Big Fight in Little Chinatown has fascinating footage of Chinatowns that goes beyond the storefronts to the everyday behind the scenes: we see members of Hon Hsing Athletic Club, which has been in operation in Vancouver since 1939, rehearsing a dragon dance; busy cooks folding so many dumplings at Kam Wai Dim Sum; and fortune cookies being rolled out at Wing’s in Montreal, where a battle erupted in 2021 after much of the neighbourhood’s most historic block was sold to a developer with a reputation for renovictions. (The historic building and the block were granted heritage status a year later.)
Big Fight in Little Chinatown makes other links between the present day and the communities’ development.
“One thing that was important for me is to notice patterns happening in all Chinatowns: the intersections between urban planning and racism,” Cho says. “Again and again, the choices that the city is making or things that are allowed to happen in Chinatown hint at this in the film.”
Cho hopes that the release will encourage people everywhere to take a critical look at the city around them and the choices being made in terms of urban planning and livability. “There’s so much real-estate speculation in my Chinatown that there are empty lots everywhere; people are using them as personal piggy banks. Looking at these empty lots, how does that rob a community of its future potential, when a community is missing gathering places and missing housing? How as a city can we allow that to happen.
“Another is seeing how issues of racism play into the choices that cities make and for folks—whether they are Chinese or not—to also realize Chinatown is not a space to be taken for granted,” Cho adds. “It won’t always be there unless as citizens we fight for it to be a priority in our city and promote these kinds of living communities. It’s a Chinatown story, but also in researching a lot about urban planning, the question is: ‘What makes a good neighbourhood? A vibrant neighbourhood? You could say Chinatown is the quintessential Jane Jacobs neighbourhood. It's human scale, you know your neighbours, there’s vibrancy on the street; that’s all baked into Chinatown itself because of how they were formed. Arguably you would want to replicate throughout the city. What if we took the best of Chinatowns and tried to figure out how can we make this better and duplicate it in other parts of the city? People could see Chinatown as a blueprint for future types of neighbourhood we want to have in our city.”

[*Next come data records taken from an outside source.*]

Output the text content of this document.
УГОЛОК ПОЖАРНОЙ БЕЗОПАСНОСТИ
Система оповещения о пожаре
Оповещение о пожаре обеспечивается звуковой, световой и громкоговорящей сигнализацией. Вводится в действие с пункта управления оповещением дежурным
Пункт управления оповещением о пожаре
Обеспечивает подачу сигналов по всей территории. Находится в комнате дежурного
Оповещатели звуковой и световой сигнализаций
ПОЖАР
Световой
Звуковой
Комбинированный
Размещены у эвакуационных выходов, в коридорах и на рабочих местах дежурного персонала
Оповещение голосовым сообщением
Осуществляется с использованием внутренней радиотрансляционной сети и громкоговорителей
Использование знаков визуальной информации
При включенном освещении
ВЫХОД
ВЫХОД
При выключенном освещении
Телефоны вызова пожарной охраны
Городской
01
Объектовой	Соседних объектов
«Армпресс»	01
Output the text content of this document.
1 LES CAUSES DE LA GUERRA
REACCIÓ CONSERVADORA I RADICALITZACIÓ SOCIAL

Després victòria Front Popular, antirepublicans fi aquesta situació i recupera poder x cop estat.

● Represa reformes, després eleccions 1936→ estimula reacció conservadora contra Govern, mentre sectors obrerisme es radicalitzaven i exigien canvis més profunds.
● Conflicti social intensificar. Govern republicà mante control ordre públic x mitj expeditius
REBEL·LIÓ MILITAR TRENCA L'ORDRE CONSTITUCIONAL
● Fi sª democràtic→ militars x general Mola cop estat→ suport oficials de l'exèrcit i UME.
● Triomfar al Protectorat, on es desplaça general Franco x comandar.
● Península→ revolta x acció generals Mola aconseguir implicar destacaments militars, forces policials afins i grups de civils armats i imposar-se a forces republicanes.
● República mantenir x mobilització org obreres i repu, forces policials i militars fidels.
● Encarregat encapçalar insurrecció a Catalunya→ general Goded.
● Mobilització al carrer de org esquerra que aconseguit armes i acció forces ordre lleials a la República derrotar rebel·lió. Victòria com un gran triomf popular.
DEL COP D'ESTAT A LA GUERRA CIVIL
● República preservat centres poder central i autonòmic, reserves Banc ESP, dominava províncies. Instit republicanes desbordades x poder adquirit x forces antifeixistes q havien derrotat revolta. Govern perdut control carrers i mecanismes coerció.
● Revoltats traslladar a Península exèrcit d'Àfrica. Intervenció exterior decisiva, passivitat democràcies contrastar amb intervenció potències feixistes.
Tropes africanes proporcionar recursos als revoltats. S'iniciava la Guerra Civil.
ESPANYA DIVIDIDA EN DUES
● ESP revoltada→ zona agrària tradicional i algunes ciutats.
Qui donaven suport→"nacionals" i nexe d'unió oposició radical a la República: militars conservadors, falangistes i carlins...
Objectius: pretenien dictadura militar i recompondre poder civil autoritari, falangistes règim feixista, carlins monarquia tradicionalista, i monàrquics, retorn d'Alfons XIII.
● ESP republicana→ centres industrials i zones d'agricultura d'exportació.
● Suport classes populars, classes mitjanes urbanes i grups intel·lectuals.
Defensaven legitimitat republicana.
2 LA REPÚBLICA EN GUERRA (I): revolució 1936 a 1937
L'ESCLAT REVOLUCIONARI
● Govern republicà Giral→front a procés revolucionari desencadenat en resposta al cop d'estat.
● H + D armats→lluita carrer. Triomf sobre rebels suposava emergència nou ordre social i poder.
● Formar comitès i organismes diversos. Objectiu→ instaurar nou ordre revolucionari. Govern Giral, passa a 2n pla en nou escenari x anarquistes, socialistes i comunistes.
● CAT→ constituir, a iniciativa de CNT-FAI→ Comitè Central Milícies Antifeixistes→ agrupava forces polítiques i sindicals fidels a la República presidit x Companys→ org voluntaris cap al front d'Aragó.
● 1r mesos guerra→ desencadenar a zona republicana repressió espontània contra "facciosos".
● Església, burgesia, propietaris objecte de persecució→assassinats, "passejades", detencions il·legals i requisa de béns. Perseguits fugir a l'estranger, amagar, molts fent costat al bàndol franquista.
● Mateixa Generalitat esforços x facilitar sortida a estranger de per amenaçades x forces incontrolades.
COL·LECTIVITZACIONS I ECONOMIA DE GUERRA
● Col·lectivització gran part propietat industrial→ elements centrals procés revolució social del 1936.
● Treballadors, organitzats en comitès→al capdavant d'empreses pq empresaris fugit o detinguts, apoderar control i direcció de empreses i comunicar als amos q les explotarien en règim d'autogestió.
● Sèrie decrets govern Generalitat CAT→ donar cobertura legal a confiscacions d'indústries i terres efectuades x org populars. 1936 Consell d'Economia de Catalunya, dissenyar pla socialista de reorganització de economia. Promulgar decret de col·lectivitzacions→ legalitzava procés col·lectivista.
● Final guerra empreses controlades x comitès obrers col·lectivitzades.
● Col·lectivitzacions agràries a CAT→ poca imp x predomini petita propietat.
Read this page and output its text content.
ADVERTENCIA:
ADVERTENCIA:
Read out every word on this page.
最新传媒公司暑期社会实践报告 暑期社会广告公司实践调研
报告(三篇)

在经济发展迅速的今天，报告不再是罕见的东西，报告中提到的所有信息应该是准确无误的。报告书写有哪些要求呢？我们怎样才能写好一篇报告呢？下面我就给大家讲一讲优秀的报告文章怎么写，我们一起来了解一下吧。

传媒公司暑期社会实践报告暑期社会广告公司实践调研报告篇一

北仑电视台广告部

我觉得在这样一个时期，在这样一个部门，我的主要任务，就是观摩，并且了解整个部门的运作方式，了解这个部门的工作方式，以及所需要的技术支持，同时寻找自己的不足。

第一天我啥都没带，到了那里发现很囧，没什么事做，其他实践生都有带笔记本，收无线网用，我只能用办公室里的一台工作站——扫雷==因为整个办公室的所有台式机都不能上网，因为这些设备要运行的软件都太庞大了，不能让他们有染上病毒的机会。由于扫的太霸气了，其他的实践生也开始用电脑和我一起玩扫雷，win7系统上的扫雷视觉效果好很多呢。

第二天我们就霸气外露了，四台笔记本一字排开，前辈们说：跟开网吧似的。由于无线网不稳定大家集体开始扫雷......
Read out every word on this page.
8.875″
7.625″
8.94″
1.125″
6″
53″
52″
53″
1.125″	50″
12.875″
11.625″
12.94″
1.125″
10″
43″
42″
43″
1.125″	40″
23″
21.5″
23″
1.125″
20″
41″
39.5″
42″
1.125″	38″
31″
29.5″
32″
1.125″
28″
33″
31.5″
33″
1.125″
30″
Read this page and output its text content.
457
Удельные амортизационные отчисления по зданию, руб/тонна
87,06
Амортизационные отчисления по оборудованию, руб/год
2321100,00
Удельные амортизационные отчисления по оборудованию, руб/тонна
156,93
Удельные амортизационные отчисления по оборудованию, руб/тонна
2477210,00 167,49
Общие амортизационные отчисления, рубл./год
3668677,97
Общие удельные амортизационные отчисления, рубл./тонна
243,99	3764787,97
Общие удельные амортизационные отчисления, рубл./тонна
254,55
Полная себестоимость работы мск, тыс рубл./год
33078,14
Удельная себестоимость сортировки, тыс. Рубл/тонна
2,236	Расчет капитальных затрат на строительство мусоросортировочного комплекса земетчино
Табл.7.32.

After its run at DOXA, Big Fight in Little Chinatown will travel to film festivals and community screenings in Chinatowns across Canada and the U.S. (On June 3, it will play at Cineplex Odeon International Village Cinemas with traditional Chinese subtitles for seniors to be able to experience.) Each screening will have merchandise for sale with proceeds supporting various Chinatown initiatives.
While vividly illustrating the persistent and real threats to Chinatowns, Cho’s film also shines a light on the communities’ resilience and spirit.
“There’s so much news coverage about Chinatowns dying, the place being erased,” Cho says. “Yes, there’s pressure; for sure they’re in a precarious situation, but at the same time, I know the community itself has so much more agency than it’s given credit for. There is, for so many of these neighbourhoods, a 150-year tradition of resistance. I also wanted to focus on the agency of the community and these pockets of hope and resiliency….Yes, there are challenges, but at the same time, there’s this history of resistance that goes right to the beginning, the very first Chinatown in San Francisco: they were trying to wipe that Chinatown off the map. Generation after generation, Chinatown reinvents itself and finds a new reason to fight for itself.”